Evolution of retro-gtk

retro-gtk is an important dependency of Games as it allows it to use Libretro cores. In what will become retro-gtk 0.12 a demo application has been added, it should help to develop and test retro-gtk without relying on Games.

So far, to load the games to use with a Core object, Core.load_game() or Core.prepare() had to be called just after Core.init() and the complex disk interface may had to be used if the Libretro core required it. Now the users of retro-gtk just have to use Core.set_medias() before calling Core.init() if any game has to be passed to the core, the games will then be loaded during the call to Core.init() and the user doesn’t have to take care of the disk interface. If multiple medias were passed to the Core, they can be changed with a call to Core.set_current_media().

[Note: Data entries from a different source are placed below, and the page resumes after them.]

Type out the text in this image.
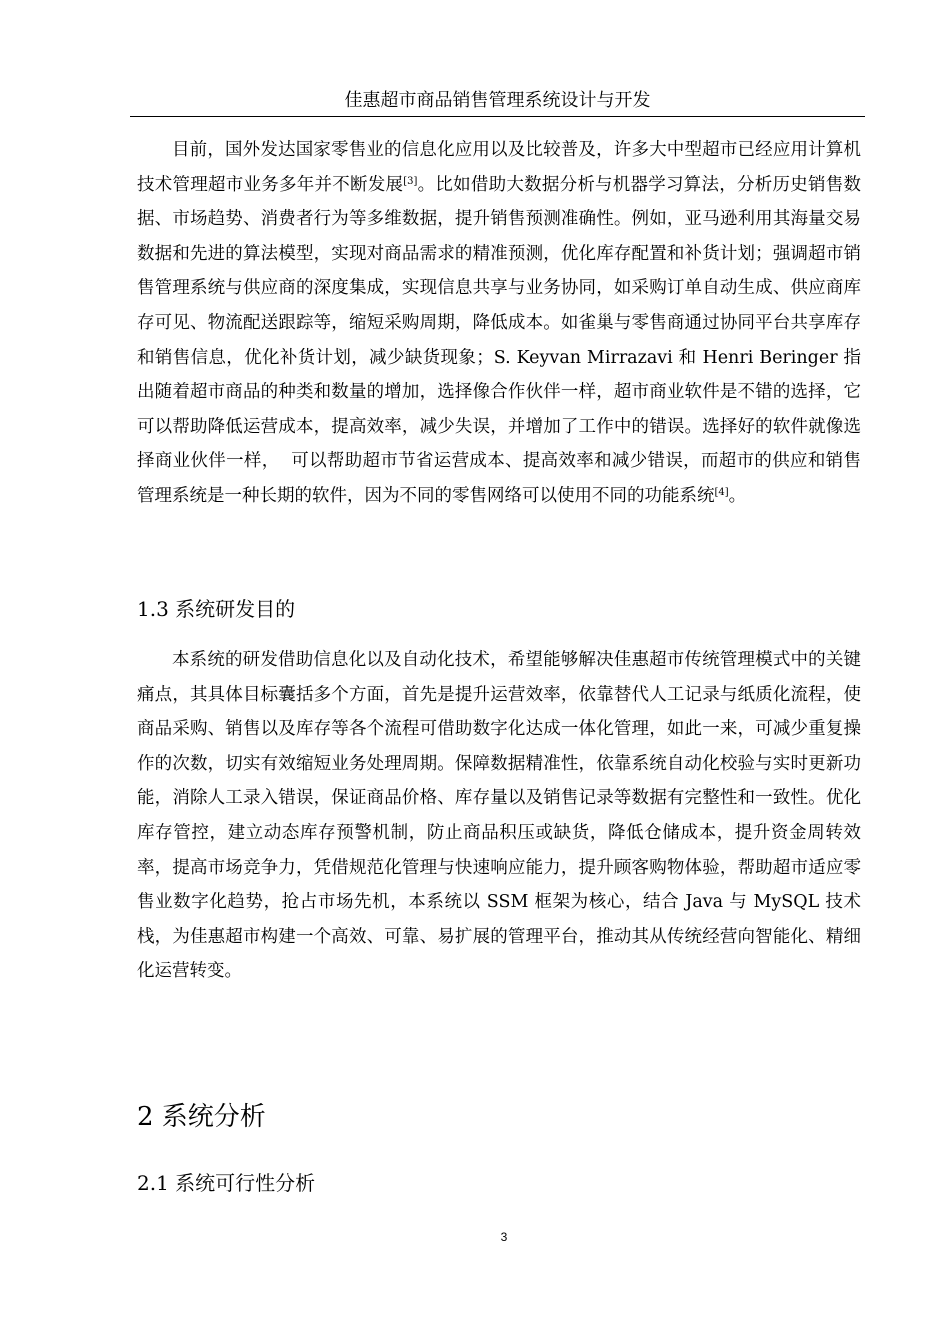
佳惠超市商品销售管理系统设计与开发

目前，国外发达国家零售业的信息化应用以及比较普及，许多大中型超市已经应用计算机技术管理超市业务多年并不断发展[3]。比如借助大数据分析与机器学习算法，分析历史销售数据、市场趋势、消费者行为等多维数据，提升销售预测准确性。例如，亚马逊利用其海量交易数据和先进的算法模型，实现对商品需求的精准预测，优化库存配置和补货计划；强调超市销售管理系统与供应商的深度集成，实现信息共享与业务协同，如采购订单自动生成、供应商库存可见、物流配送跟踪等，缩短采购周期，降低成本。如雀巢与零售商通过协同平台共享库存和销售信息，优化补货计划，减少缺货现象；S. Keyvan Mirrazavi 和 Henri Beringer 指出随着超市商品的种类和数量的增加，选择像合作伙伴一样，超市商业软件是不错的选择，它可以帮助降低运营成本，提高效率，减少失误，并增加了工作中的错误。选择好的软件就像选择商业伙伴一样，  可以帮助超市节省运营成本、提高效率和减少错误，而超市的供应和销售管理系统是一种长期的软件，因为不同的零售网络可以使用不同的功能系统[4]。

1.3 系统研发目的

本系统的研发借助信息化以及自动化技术，希望能够解决佳惠超市传统管理模式中的关键痛点，其具体目标囊括多个方面，首先是提升运营效率，依靠替代人工记录与纸质化流程，使商品采购、销售以及库存等各个流程可借助数字化达成一体化管理，如此一来，可减少重复操作的次数，切实有效缩短业务处理周期。保障数据精准性，依靠系统自动化校验与实时更新功能，消除人工录入错误，保证商品价格、库存量以及销售记录等数据有完整性和一致性。优化库存管控，建立动态库存预警机制，防止商品积压或缺货，降低仓储成本，提升资金周转效率，提高市场竞争力，凭借规范化管理与快速响应能力，提升顾客购物体验，帮助超市适应零售业数字化趋势，抢占市场先机，本系统以 SSM 框架为核心，结合 Java 与 MySQL 技术栈，为佳惠超市构建一个高效、可靠、易扩展的管理平台，推动其从传统经营向智能化、精细化运营转变。

2 系统分析
2.1 系统可行性分析
3
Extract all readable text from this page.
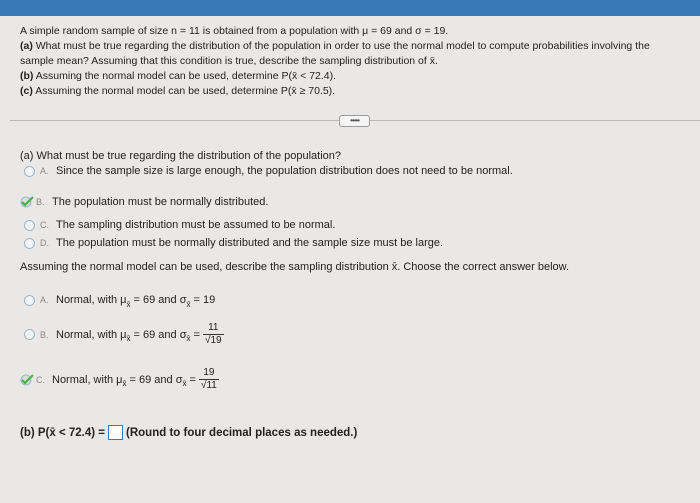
A simple random sample of size n = 11 is obtained from a population with μ = 69 and σ = 19.
(a) What must be true regarding the distribution of the population in order to use the normal model to compute probabilities involving the
sample mean? Assuming that this condition is true, describe the sampling distribution of x̄.
(b) Assuming the normal model can be used, determine P(x̄ < 72.4).
(c) Assuming the normal model can be used, determine P(x̄ ≥ 70.5).
•••••
(a) What must be true regarding the distribution of the population?
A. Since the sample size is large enough, the population distribution does not need to be normal.
B. The population must be normally distributed.
C. The sampling distribution must be assumed to be normal.
D. The population must be normally distributed and the sample size must be large.
Assuming the normal model can be used, describe the sampling distribution x̄. Choose the correct answer below.
A. Normal, with μ x̄ = 69 and σ x̄ = 19
B. Normal, with μ x̄ = 69 and σ x̄ = $\frac{11}{√19}$
C. Normal, with μ x̄ = 69 and σ x̄ = $\frac{19}{√11}$
(b) P(x̄ < 72.4) = (Round to four decimal places as needed.)
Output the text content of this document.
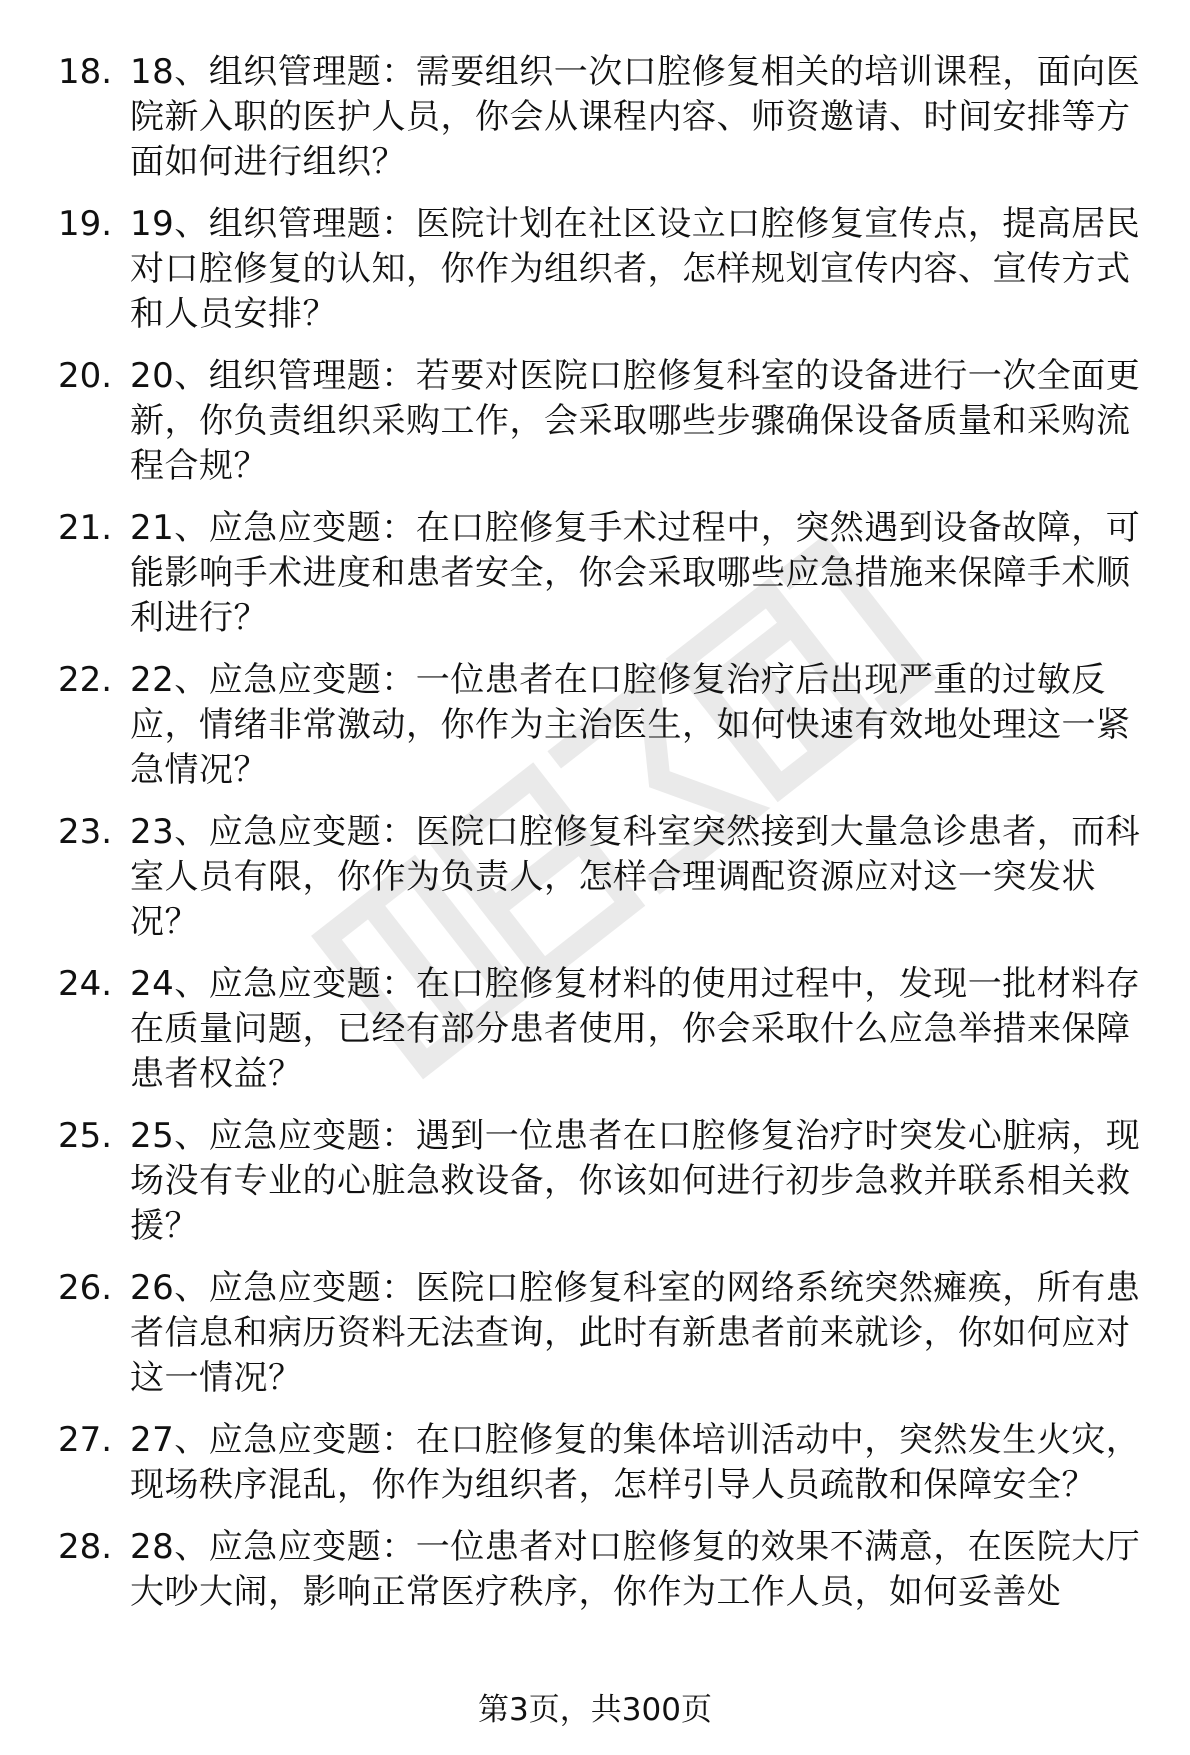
18. 18、组织管理题：需要组织一次口腔修复相关的培训课程，面向医院新入职的医护人员，你会从课程内容、师资邀请、时间安排等方面如何进行组织？
19. 19、组织管理题：医院计划在社区设立口腔修复宣传点，提高居民对口腔修复的认知，你作为组织者，怎样规划宣传内容、宣传方式和人员安排？
20. 20、组织管理题：若要对医院口腔修复科室的设备进行一次全面更新，你负责组织采购工作，会采取哪些步骤确保设备质量和采购流程合规？
21. 21、应急应变题：在口腔修复手术过程中，突然遇到设备故障，可能影响手术进度和患者安全，你会采取哪些应急措施来保障手术顺利进行？
22. 22、应急应变题：一位患者在口腔修复治疗后出现严重的过敏反应，情绪非常激动，你作为主治医生，如何快速有效地处理这一紧急情况？
23. 23、应急应变题：医院口腔修复科室突然接到大量急诊患者，而科室人员有限，你作为负责人，怎样合理调配资源应对这一突发状况？
24. 24、应急应变题：在口腔修复材料的使用过程中，发现一批材料存在质量问题，已经有部分患者使用，你会采取什么应急举措来保障患者权益？
25. 25、应急应变题：遇到一位患者在口腔修复治疗时突发心脏病，现场没有专业的心脏急救设备，你该如何进行初步急救并联系相关救援？
26. 26、应急应变题：医院口腔修复科室的网络系统突然瘫痪，所有患者信息和病历资料无法查询，此时有新患者前来就诊，你如何应对这一情况？
27. 27、应急应变题：在口腔修复的集体培训活动中，突然发生火灾，现场秩序混乱，你作为组织者，怎样引导人员疏散和保障安全？
28. 28、应急应变题：一位患者对口腔修复的效果不满意，在医院大厅大吵大闹，影响正常医疗秩序，你作为工作人员，如何妥善处
第3页，共300页
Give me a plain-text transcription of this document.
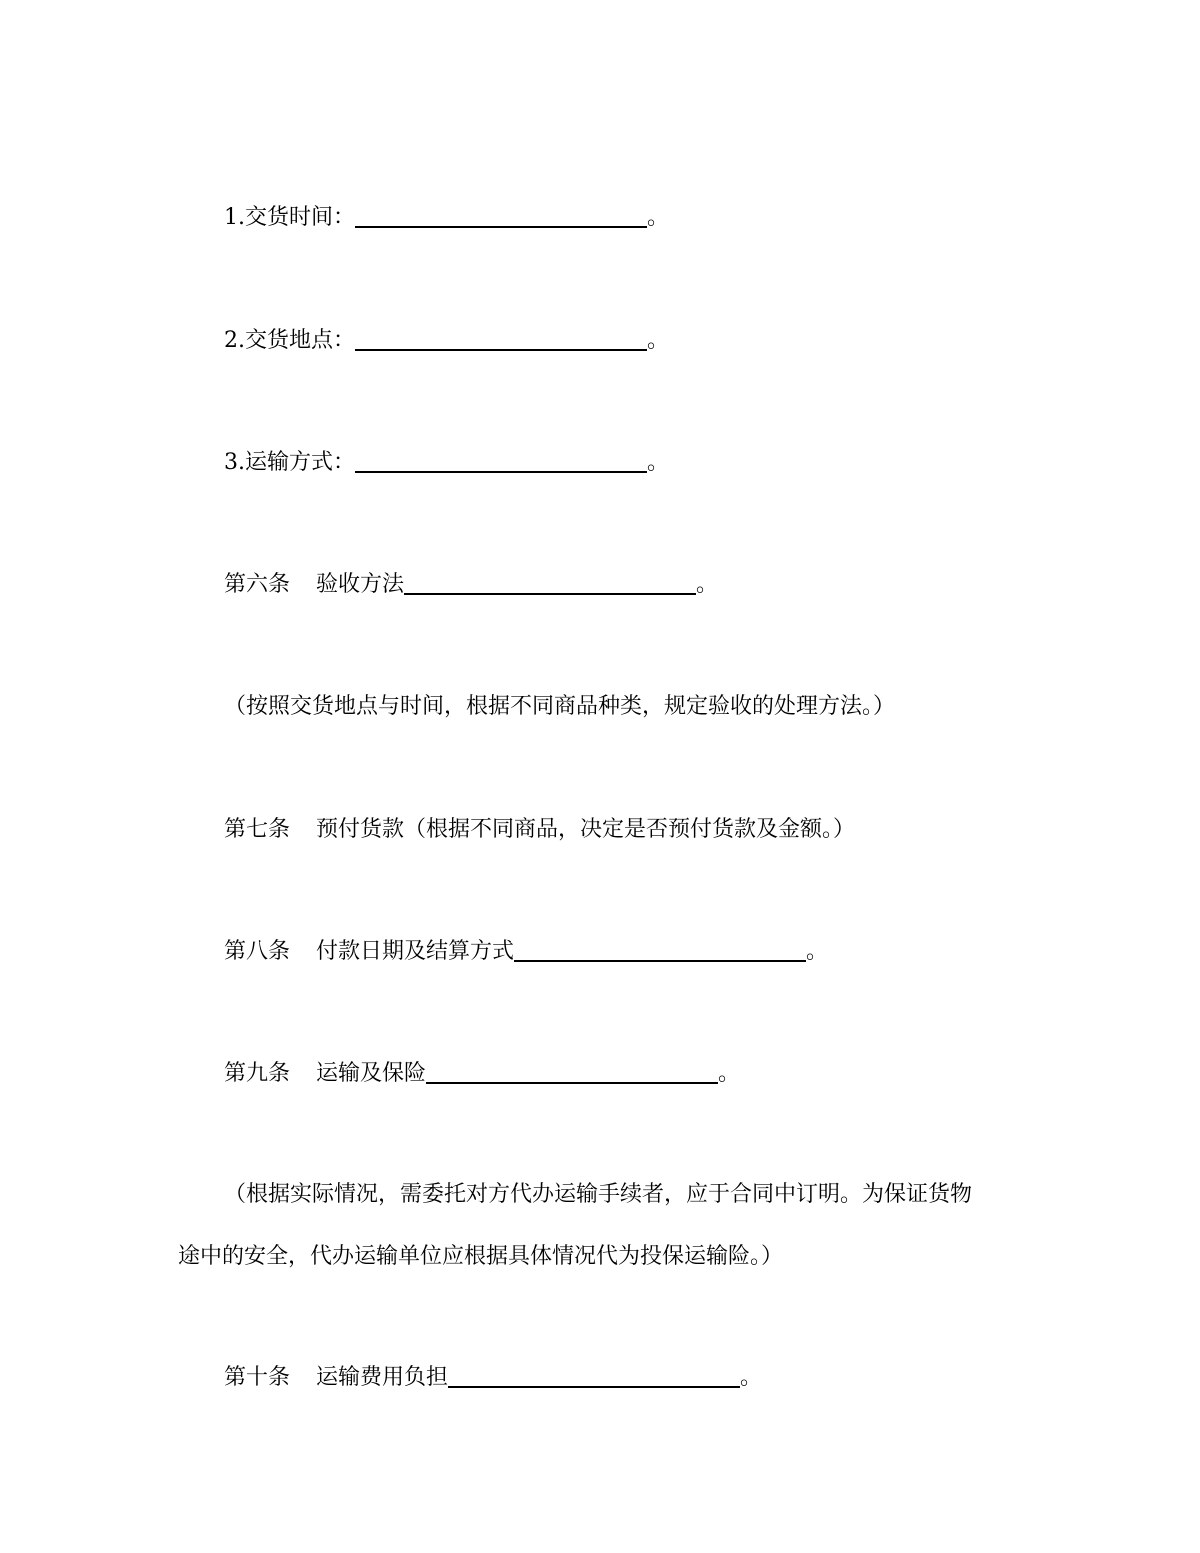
1.交货时间：	。
2.交货地点：	。
3.运输方式：	。
第六条 验收方法	。
（按照交货地点与时间，根据不同商品种类，规定验收的处理方法。）
第七条 预付货款（根据不同商品，决定是否预付货款及金额。）
第八条 付款日期及结算方式	。
第九条 运输及保险	。
（根据实际情况，需委托对方代办运输手续者，应于合同中订明。为保证货物
途中的安全，代办运输单位应根据具体情况代为投保运输险。）
第十条 运输费用负担	。
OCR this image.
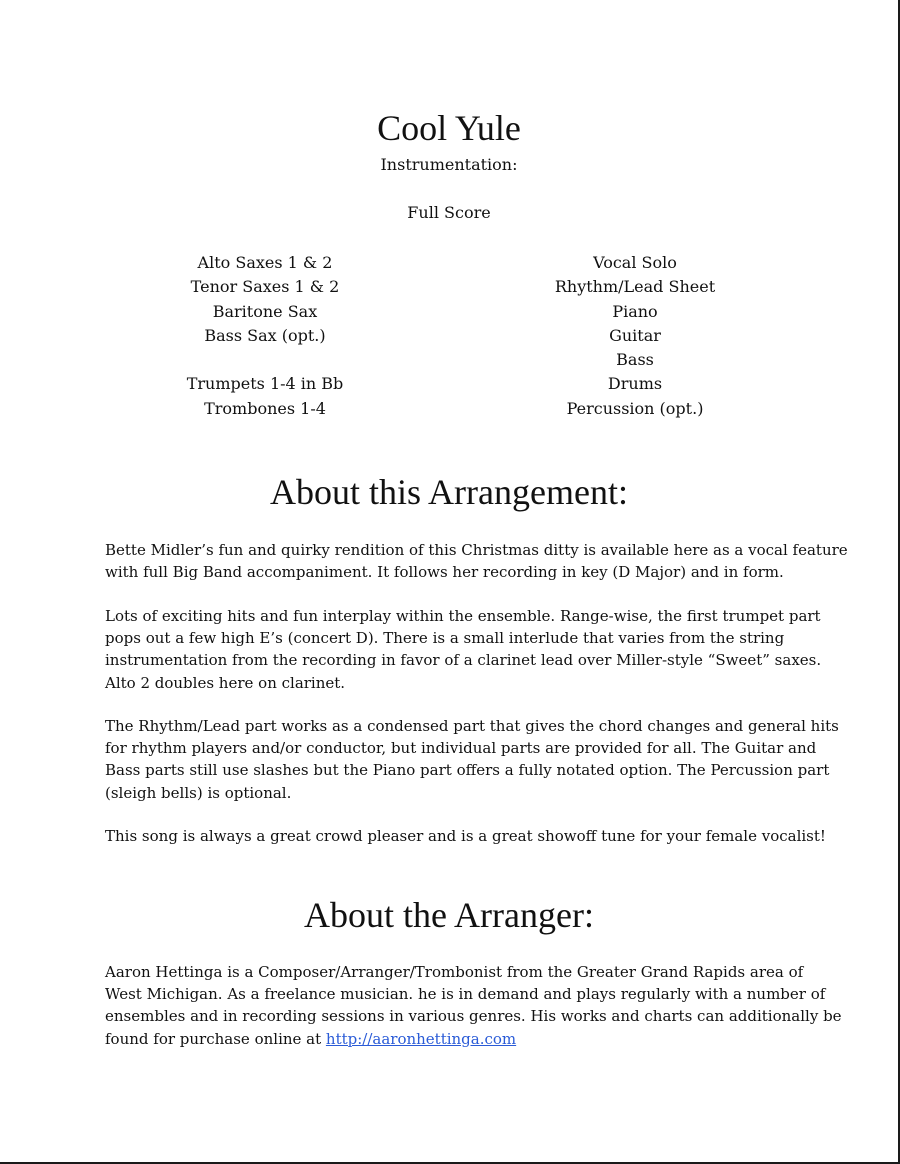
Cool Yule
Instrumentation:
Full Score
Alto Saxes 1 & 2
Tenor Saxes 1 & 2
Baritone Sax
Bass Sax (opt.)
Trumpets 1-4 in Bb
Trombones 1-4
Vocal Solo
Rhythm/Lead Sheet
Piano
Guitar
Bass
Drums
Percussion (opt.)
About this Arrangement:
Bette Midler’s fun and quirky rendition of this Christmas ditty is available here as a vocal feature
with full Big Band accompaniment. It follows her recording in key (D Major) and in form.
Lots of exciting hits and fun interplay within the ensemble. Range-wise, the first trumpet part
pops out a few high E’s (concert D). There is a small interlude that varies from the string
instrumentation from the recording in favor of a clarinet lead over Miller-style “Sweet” saxes.
Alto 2 doubles here on clarinet.
The Rhythm/Lead part works as a condensed part that gives the chord changes and general hits
for rhythm players and/or conductor, but individual parts are provided for all. The Guitar and
Bass parts still use slashes but the Piano part offers a fully notated option. The Percussion part
(sleigh bells) is optional.
This song is always a great crowd pleaser and is a great showoff tune for your female vocalist!
About the Arranger:
Aaron Hettinga is a Composer/Arranger/Trombonist from the Greater Grand Rapids area of
West Michigan. As a freelance musician. he is in demand and plays regularly with a number of
ensembles and in recording sessions in various genres. His works and charts can additionally be
found for purchase online at http://aaronhettinga.com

As previously said, logging has been improved.

The CoreView widget has been added, it can handle the video output and some inputs — like keyboard and mouse inputs — for the core. It is still in an early stage and its design is expected to evolve, its goal is to be the simplest way possible to handle a Core. It is used by the demo application.

retro-gtk is slowly being ported to C and its API is being simplified in the hope to make the library as simple to use and as stable as possible.

Other Ongoing Works

Other works are ongoing too! Abhinav is working on allowing you to configure your gamepads in case Games doesn’t support them yet and Yasitha is working on supporting the multiple features of the Nintendo DS so you can run its games perfectly!